Levodopa is absorbed into system circulation mainly from the proximal small intestine (jejunum), then enters the brain, and is converted to dopamine to be effective. However, a portion of levodopa is metabolized peripherally, leading to a decrease in striatal dopamine levels and LR reduction [21]. Therefore, it is crucial to elucidate the factors involved in the LR for individuals’ therapeutics in PD. Emerging evidence has revealed that interaction with gut microbiota in the gastrointestinal tract is important for levodopa peripheral metabolism, affecting the treatment outcomes. BAs are now recognized as signaling molecules that affect diverse physiological processes and are also well known to affect drug disposition through effects on absorption and metabolism. The main effect of BAs is their ability to act as both drug-solubilizing and permeation-modifying agents by various mechanisms, including the formation of micelles affecting poorly water-soluble drugs (PWSDs), interaction with biological membranes, inhibition of drug transporters, and competition with drug molecules as substrates [11,22,23]. The catalytic activity of CYP3A4, which is a major cytochrome, P450 (CYP) enzyme-catalyzing substrates may be regulated by BAs [24].

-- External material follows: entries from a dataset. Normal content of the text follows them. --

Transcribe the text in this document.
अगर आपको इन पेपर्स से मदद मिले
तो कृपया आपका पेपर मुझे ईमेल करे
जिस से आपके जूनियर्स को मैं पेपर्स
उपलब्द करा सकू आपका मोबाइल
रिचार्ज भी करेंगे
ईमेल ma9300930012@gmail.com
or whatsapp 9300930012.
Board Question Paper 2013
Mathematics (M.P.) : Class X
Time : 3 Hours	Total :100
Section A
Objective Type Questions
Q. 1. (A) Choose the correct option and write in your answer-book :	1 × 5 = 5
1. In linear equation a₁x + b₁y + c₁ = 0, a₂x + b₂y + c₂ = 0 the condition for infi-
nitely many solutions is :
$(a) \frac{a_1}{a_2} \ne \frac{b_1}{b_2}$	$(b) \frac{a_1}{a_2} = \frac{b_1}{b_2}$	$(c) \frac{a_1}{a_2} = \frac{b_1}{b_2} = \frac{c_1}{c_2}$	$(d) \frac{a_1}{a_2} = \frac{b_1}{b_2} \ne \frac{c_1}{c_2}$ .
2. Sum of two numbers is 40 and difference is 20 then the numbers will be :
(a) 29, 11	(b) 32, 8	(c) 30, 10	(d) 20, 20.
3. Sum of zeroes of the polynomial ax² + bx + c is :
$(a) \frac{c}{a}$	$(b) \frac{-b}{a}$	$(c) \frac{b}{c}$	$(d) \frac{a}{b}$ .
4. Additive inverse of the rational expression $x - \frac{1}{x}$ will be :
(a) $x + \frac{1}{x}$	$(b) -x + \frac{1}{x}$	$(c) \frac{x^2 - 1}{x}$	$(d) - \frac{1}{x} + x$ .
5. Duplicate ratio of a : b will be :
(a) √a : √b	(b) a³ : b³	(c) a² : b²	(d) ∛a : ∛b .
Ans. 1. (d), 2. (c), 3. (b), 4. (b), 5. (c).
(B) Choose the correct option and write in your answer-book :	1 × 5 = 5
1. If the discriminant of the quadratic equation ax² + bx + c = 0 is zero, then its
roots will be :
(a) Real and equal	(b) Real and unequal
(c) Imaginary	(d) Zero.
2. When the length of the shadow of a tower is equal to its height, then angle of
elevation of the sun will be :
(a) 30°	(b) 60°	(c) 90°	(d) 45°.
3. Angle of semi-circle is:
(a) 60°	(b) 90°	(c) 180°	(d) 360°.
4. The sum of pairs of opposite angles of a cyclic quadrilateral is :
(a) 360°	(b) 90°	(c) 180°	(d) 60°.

Based on this evidence, we tried to explore whether fecal BAs could influence the therapeutic response to levodopa. However, our results suggested that the fecal BAs had little relationship with levodopa treatment response. There are some possible explanations for these findings. First, levodopa is a water-soluble substance, which is not a PWSD whose absorption increased by forming micelles regulated by gut microbial 7a-dehydroxylation. Secondly, levodopa is transported by amino acid transporters, rather than the P-glycoprotein, a transporter that can be inhibited by BAs [25]. Thirdly, the association between metabolomics and LR may be resulting from other metabolites. Integrating microbiome and untargeted metabolomics data may provide more meaningful insights. More precise macro-metabolomic approaches are needed to reveal the potential association between gut microbial interactions and the treatment effect of levodopa. Additionally, impaired bioavailability and clinical response to levodopa may be affected by the physiological properties of the gastrointestinal tract factors, including pH, buffer capacity, epithelial permeability, and gastrointestinal motility [26].

Our findings should be interpreted in the context of the following limitations. First, the sample size of our study is too small to provide more potential possibility of associations. A larger sample size and an independent validation cohort are proposed in the future, which could provide more insights. Second, the association between metabolomics and LR resulting from other metabolites was not detected. Integrating microbiome and metabolomic data may derive more meaningful insights.

5. Conclusions

In conclusion, from our results, we did not find significant associations between fecal BAs and LR, except for a weak correlation with CDCA-3-β-glucuronide, which demonstrated little relationship between fecal BAs and levodopa’s therapeutic effect. However, research in this field, even with negative results, is essential to unlock the full potential of pharmacomicrobiomics for predicting patient responses and future precise therapeutic strategies for PD patients.